Três anos após sair do mercado de retalho nos EUA e aceitar um acordo de 45 milhões de dólares, a Nexo reativou discretamente a sua presença nos EUA com uma arquitetura bastante diferente. O relançamento não é uma reformulação vistosa do antigo produto Earn; trata-se de uma mudança estrutural para uma infraestrutura regulada, concebida para satisfazer um quadro regulatório que privilegia intermediários licenciados em vez de emissão direta de rendimentos. O regresso da empresa ocorre num contexto em que o panorama de empréstimos cripto nos EUA continua a evoluir—ligado a licenças estaduais, divulgações e escrutínio contínuo sobre como os utilizadores de retalho estão expostos a rendimentos e riscos.
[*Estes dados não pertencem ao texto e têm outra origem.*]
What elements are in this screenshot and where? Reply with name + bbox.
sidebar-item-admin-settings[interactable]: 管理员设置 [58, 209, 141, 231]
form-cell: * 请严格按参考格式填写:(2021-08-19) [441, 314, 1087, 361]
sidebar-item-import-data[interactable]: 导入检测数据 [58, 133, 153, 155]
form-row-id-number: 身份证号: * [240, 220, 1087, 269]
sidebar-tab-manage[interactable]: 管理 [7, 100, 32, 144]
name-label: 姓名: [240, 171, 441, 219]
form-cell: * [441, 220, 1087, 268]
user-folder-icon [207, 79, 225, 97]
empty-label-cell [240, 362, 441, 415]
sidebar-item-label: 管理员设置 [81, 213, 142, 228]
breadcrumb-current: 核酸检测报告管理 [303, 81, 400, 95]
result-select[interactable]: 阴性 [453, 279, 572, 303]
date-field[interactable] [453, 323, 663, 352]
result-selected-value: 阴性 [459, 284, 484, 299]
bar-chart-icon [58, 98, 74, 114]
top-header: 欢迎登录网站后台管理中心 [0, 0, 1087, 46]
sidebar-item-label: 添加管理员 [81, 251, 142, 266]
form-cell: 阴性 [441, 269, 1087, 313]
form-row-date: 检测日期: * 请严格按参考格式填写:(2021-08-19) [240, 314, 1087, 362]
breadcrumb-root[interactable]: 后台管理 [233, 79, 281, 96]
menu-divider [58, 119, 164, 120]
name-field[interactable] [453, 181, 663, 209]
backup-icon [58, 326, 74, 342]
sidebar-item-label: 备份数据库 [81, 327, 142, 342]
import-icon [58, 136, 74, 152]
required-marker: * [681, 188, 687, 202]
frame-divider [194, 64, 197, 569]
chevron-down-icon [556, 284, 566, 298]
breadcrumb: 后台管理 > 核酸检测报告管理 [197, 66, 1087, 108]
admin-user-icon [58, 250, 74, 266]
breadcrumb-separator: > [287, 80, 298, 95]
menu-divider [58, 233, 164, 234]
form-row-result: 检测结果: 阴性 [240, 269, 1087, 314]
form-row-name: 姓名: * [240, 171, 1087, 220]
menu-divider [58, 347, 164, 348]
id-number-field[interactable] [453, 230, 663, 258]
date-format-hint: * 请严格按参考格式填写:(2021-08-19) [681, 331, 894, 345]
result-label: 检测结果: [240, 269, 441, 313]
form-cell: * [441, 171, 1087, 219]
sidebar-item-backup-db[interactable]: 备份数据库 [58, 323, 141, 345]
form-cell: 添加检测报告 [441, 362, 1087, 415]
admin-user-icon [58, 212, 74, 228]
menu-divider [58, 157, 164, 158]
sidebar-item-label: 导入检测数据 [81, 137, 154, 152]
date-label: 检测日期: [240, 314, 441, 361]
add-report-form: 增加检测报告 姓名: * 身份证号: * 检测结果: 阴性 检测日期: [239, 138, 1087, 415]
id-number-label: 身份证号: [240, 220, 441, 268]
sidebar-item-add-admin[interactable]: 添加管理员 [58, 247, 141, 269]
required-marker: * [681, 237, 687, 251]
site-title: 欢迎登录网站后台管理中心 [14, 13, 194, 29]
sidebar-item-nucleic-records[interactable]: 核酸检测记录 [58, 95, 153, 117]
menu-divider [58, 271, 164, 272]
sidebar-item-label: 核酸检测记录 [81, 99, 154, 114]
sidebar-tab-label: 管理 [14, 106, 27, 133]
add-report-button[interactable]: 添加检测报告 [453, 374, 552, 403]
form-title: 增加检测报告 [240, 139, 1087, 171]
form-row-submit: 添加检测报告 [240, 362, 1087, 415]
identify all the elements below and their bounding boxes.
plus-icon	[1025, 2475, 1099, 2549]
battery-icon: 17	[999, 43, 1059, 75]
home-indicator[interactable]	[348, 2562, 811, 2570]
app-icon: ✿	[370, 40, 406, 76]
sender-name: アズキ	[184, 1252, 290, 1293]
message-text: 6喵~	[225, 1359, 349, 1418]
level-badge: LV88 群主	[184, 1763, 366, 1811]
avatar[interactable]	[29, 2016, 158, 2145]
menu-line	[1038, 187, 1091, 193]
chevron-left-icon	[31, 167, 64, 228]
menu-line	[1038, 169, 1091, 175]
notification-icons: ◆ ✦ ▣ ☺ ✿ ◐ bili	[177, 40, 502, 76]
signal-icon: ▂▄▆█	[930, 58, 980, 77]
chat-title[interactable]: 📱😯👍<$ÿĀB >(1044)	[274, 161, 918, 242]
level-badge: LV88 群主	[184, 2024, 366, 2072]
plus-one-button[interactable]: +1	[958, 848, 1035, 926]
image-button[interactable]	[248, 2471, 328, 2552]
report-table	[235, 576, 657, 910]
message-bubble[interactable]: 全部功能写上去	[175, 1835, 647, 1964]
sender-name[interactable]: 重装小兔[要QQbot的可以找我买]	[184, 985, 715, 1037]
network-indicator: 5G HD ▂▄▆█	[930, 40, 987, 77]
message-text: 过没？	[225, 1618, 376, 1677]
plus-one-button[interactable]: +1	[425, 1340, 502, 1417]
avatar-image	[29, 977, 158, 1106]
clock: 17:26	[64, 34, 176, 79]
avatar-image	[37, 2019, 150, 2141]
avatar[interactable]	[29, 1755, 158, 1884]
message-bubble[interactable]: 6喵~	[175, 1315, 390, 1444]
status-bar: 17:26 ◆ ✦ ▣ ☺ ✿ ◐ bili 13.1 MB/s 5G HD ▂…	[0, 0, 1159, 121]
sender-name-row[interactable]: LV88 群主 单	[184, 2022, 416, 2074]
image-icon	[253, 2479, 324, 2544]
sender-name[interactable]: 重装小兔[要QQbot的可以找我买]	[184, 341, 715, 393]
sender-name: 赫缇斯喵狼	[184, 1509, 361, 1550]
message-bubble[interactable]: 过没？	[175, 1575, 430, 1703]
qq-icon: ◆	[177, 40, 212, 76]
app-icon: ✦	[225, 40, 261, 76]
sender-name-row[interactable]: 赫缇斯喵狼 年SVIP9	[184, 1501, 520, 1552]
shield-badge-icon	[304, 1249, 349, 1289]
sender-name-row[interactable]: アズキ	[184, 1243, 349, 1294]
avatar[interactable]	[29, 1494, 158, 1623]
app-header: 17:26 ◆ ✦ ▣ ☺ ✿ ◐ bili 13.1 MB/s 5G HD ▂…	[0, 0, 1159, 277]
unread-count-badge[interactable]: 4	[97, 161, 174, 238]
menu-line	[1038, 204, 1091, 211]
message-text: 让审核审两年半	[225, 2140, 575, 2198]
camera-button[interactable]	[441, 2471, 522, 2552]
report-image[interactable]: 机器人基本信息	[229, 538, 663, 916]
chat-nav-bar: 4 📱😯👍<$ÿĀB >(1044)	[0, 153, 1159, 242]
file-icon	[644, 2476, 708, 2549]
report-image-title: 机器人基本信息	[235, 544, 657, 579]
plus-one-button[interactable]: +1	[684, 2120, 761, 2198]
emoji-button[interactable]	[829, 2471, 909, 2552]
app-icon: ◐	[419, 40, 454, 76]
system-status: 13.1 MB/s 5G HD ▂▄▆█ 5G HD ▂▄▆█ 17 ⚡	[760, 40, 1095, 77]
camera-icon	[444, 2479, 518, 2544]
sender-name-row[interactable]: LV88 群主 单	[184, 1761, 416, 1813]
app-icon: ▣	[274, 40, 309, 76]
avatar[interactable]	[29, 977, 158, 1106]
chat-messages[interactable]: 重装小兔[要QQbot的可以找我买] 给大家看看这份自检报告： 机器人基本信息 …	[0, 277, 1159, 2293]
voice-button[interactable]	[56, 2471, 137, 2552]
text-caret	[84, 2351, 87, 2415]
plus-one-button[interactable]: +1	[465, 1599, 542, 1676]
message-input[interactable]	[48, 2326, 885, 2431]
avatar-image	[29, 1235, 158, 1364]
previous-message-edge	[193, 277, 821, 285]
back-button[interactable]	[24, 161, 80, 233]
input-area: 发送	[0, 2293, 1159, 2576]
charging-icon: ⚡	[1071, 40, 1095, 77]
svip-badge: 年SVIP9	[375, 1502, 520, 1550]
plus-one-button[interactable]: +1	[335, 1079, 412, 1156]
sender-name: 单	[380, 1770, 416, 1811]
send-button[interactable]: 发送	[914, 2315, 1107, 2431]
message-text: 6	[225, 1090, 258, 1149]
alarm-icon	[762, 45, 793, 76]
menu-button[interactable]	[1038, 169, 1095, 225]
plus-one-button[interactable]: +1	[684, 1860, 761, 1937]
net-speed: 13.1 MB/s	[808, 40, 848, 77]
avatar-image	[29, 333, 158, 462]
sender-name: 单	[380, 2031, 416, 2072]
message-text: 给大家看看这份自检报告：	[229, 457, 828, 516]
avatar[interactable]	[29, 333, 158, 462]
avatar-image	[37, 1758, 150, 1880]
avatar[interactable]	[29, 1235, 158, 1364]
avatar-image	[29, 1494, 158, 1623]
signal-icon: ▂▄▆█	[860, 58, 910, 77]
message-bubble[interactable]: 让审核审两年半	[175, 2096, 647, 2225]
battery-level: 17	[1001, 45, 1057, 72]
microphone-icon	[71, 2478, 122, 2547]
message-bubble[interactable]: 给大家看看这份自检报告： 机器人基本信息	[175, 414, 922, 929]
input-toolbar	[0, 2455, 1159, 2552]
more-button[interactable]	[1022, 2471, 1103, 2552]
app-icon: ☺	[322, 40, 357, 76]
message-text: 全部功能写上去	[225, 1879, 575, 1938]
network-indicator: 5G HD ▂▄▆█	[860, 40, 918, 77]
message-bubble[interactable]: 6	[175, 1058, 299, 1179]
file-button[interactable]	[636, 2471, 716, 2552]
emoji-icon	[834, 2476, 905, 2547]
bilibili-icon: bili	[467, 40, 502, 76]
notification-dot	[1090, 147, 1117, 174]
Este artigo analisa o que mudou, por que os reguladores reagiram em 2023 e como o modelo de 2026 está posicionado num ambiente de fiscalização em mudança, ao mesmo tempo que destaca o que os utilizadores nos EUA devem monitorizar antes de se envolverem em empréstimos garantidos por cripto ou ofertas semelhantes a rendimentos.
Principais conclusões
Após pagar um acordo de 45 milhões de dólares em 2023 e sair do mercado, a Nexo voltou a entrar nos EUA com um modelo de produto redesenhado, focado na conformidade regulatória em vez de emissão direta de rendimentos.
A repressão de 2023 centrou-se em preocupações relacionadas com valores mobiliários não registados. A SEC alegou que o produto Earn Interest da Nexo funcionava como um valor mobiliário não registado, levantando questões sobre marketing de rendimentos a retalho, transparência, práticas de custódia e risco de contraparte.
O novo modelo baseia-se em parceiros licenciados nos EUA. Em vez de oferecer diretamente produtos de rendimento, a Nexo agora opera através de intermediários regulados nos EUA, incluindo entidades licenciadas e, quando necessário, consultores de investimento registados na SEC.
A parceria com a Bakkt sustenta a estratégia de conformidade. Ao colaborar com a Bakkt, uma empresa de criptoativos cotada nos EUA com licenças regulatórias, a Nexo passa de um modelo de emissor direto para uma estrutura entregue por parceiros, integrada numa infraestrutura regulada. (EXCHANGE: BKKT)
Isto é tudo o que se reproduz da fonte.